The Sacconi Quartet celebrates its 21st birthday with a recording of two of the finest works in the repertoire: Beethoven’s magnificent late quartet, the String Quartet No. 14 in C sharp minor, Op. 131 – a work particularly close to the Quartet’s heart – and Schubert’s ‘Death and the Maiden’ Quartet.
Schubert’s ‘Death and the Maiden’ represents a young man grappling with mortality, resulting in some of his most hauntingly beautiful music. At around the time Schubert worked on this piece, Beethoven was composing his late quartets, including the seven-movement String Quartet Op. 131 – the quartet he is said to have considered his greatest. He was not the only one: Schubert himself wanted this work to be played on his deathbed.
The Sacconi Quartet has been exploring Beethoven’s Op. 131 for over a decade and in different contexts, from a performance on Howard Goodall’s programme The Story of Music, to a collaboration with artist Kate Beaugié, Beethoven on the Beach, that saw the Quartet performing and later filming the work on Sunny Sands beach in Folkestone.

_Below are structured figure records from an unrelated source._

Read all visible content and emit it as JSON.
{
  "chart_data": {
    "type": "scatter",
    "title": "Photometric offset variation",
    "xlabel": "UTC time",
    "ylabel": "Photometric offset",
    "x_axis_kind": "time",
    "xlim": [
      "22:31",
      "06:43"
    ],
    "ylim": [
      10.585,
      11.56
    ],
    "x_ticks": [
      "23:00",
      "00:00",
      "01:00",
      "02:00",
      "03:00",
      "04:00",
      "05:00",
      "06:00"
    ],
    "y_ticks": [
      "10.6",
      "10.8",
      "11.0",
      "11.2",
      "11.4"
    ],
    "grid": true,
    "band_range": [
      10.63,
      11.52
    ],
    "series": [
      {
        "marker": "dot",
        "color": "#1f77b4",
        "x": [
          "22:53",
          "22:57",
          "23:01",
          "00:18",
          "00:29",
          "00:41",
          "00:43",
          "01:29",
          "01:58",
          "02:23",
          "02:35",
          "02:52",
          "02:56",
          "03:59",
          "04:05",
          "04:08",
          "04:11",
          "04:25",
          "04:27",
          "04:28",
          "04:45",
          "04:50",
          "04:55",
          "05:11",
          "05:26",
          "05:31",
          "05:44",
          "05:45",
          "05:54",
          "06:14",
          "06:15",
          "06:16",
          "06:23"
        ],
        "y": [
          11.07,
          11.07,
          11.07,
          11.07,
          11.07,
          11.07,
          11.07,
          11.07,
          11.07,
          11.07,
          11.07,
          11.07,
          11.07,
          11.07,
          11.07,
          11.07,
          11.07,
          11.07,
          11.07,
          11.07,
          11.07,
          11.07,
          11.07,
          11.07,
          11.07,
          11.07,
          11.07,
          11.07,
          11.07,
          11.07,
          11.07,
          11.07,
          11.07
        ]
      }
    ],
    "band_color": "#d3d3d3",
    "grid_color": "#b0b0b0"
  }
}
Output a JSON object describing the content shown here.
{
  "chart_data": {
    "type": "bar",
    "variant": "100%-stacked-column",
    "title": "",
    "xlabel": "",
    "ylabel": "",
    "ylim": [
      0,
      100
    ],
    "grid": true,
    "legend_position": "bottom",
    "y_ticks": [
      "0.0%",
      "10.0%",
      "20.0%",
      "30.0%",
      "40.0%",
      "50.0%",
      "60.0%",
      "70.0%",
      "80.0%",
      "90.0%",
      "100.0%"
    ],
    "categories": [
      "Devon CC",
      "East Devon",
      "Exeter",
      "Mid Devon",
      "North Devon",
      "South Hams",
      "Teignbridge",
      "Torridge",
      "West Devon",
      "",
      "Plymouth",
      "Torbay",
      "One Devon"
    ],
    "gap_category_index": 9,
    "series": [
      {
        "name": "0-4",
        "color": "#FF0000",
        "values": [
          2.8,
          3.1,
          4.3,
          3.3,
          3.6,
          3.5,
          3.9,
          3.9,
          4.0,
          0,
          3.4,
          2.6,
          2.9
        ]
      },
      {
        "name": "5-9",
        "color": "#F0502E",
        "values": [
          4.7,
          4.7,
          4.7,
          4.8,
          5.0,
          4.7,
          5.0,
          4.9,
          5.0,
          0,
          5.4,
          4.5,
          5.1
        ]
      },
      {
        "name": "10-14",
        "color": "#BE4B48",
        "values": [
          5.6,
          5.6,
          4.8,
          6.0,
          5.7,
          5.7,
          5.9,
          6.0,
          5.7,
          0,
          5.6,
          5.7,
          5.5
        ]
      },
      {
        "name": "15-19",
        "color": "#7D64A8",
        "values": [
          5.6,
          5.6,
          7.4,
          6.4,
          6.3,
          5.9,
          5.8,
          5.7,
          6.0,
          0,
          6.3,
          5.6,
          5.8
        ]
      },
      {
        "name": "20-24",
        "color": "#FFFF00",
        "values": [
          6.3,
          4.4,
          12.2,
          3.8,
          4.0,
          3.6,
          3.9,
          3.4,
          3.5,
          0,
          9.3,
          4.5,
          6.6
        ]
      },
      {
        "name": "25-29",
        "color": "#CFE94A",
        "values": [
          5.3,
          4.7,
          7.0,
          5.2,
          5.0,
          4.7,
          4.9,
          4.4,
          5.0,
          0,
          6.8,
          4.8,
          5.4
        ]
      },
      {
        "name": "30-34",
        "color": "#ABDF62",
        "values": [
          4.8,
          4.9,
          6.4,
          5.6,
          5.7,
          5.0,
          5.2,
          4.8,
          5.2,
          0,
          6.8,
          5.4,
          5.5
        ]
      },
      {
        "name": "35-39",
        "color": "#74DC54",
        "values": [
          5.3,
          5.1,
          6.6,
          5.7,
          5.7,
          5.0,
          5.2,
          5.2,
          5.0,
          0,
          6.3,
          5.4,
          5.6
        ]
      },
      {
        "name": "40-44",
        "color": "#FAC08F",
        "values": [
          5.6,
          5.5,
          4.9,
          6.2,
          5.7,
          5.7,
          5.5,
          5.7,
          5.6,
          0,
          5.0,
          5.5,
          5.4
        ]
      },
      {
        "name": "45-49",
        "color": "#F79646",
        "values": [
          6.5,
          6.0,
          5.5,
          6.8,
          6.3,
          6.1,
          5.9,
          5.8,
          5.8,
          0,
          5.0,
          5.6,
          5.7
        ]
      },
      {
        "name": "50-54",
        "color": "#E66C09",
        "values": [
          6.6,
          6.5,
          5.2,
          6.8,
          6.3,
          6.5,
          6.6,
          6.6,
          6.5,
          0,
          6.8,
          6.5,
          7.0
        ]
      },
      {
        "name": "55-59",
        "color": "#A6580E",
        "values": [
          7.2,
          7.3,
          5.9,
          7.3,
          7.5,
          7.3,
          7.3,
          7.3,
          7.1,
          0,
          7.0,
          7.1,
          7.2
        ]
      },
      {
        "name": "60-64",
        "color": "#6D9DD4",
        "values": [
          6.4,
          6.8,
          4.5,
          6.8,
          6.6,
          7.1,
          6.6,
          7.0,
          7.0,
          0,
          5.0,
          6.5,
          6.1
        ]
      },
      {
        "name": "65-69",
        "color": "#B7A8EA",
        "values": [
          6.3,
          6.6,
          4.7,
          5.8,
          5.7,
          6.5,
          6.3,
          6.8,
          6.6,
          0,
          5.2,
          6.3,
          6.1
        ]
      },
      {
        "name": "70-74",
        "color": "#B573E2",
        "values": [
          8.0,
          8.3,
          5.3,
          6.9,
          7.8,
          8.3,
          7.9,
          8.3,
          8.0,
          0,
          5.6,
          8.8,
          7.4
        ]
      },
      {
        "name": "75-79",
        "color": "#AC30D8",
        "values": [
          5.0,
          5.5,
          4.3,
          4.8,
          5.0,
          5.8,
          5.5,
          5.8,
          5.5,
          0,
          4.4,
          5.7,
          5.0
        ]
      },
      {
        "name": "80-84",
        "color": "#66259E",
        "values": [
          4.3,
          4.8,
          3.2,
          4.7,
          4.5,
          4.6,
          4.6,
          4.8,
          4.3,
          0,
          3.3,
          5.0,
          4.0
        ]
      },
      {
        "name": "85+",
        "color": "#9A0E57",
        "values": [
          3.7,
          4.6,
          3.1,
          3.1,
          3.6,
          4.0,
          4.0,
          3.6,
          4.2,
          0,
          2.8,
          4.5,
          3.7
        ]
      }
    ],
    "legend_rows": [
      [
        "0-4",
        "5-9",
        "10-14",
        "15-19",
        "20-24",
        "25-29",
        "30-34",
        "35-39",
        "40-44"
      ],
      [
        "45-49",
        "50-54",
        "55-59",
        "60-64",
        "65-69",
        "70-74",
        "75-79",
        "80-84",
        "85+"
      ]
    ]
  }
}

The Sacconi Quartet’s most dramatic interpretation of the work has been taking shape in collaboration with the director Tom Morris, with whom they have been developing a stage version. Unencumbered by sheet music, stands or conventional seating, the musicians perform the piece from memory, free to move around the space in order to accentuate the connections between different aspects of the music. The four musical parts become four characters with complex interrelationships, at times in dialogue, at others pushing against one another. As Robin Ashwell, the Quartet’s viola player, observes, Beethoven’s late music is enigmatic, but ‘this approach crystallises the emotional content’, helping the Quartet to explore the seven movements of Op. 131. The work becomes a stage play that unfolds in one huge sweep from start to finish: a journey with enormous scope for dramatic expression. The Quartet has learned to find and emphasise the work’s moments of light within its contrasts of human emotion, especially in the beauty of the inner movements.
It was perhaps inevitable, then, that Beethoven’s Op. 131 would be one of the works recorded by the Sacconi Quartet to celebrate its 21st birthday: this is a work with which the group has a long-standing, intimate, ever-evolving relationship. As for the choice of Schubert’s ‘Death and the Maiden’, this popular work always stays within the group’s repertoire, yet their relationship with it is continually developing. The piece is another vast journey navigating contrasts between darkness and light, between major and minor, and its enduring appeal stems from its heartfelt nature as well as Schubert’s gifts as a melodist.
Beethoven and Schubert, both taught by Salieri, share an emotional immediacy in their music that is echoed by the emotion felt by each member of the Sacconi Quartet when they perform together – feelings deepened by their years of friendship. They remain keen to explore, continuously re-evaluating their repertoire and trying new things so that every performance is fresh. They aim to play as though these well-established works had been written, as Robin Ashwell puts it, ‘earlier the same day, the ink still drying on the page’ – as though they are playing, and the audience hearing, this music for the first time. They share a determination to keep the music alive and in a state of renewal.
This recording captures a moment in time on that journey together, communicating the spontaneity and freshness that the Sacconi Quartet brings to every performance. As Ashwell puts it in the album booklet: ‘For two decades and more, we have strived to bring this music to life. Music that we hold so dear to our hearts; music that we believe in, that we are passionate about; music that we are committed to sharing. We are still learning, still exploring, still discovering.’